In response to the question regarding whether the production and use of any of the COVID-19 vaccines "contribute to, cooperate with, or promote any abortion," the scholars said such was not the case because the abortions from which cell lines such as HEK293 were derived occurred decades ago.
In addition, they said, no new fetal tissue is being used or needed to maintain the cell lines, which are produced in research laboratories.
The scholars also said that HEK293 cells are commonly used in testing other products, including processed foods, pharmaceuticals and cosmetics.
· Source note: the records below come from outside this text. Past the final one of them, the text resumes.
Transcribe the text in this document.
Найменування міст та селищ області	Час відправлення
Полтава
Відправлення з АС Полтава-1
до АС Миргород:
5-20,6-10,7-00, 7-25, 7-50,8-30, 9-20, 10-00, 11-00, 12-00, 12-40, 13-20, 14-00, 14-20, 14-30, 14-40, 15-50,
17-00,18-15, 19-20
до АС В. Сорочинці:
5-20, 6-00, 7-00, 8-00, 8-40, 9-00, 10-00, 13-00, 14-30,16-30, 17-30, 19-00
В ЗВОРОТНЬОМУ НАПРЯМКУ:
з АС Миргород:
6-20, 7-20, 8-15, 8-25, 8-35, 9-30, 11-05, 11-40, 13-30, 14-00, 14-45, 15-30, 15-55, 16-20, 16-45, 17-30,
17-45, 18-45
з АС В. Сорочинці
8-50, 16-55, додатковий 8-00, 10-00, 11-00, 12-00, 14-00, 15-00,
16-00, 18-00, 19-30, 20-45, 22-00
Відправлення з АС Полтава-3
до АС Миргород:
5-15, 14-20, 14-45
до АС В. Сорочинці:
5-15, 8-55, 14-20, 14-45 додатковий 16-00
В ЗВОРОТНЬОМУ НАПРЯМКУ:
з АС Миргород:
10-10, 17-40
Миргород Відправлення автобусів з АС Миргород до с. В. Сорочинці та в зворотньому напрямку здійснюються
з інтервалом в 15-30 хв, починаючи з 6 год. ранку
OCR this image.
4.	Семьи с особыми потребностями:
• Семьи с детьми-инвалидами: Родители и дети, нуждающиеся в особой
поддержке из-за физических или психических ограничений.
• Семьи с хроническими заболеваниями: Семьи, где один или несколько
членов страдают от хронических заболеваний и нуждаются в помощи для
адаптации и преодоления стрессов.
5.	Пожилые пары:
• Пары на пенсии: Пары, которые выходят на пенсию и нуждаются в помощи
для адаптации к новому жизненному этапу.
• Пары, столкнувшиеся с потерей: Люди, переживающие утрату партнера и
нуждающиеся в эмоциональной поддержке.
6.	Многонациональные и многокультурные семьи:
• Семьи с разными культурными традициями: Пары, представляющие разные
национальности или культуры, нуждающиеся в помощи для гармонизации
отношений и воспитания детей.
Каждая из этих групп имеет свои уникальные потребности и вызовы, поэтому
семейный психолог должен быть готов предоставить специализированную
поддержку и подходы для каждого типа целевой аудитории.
The cell line also is used as an alternative to animal testing, they noted.
Calling use of HEK293 cells in biomedical research "ubiquitous," the scholars said their use "has contributed to an enormous number of new medications and medical procedures developed over the last several decades."
"It thus seems fair to say that in addition to the use of HEK293 cells by the scientific community, nearly every person in the modern world has consumed food products, taken medications or used cosmetics/personal care products that were developed through the use of HEK293 cells in the food, biomedical and cosmetic industries," the statement said.
They concluded there is a strong moral reason for people to receive the vaccines when they become available because it will provide the "greatest possible protection for the most vulnerable among us."
"The attenuated and remote connection to abortions decades ago and the absences of any incentive for future abortions offer little if any moral reasons against accepting this welcome advance of science."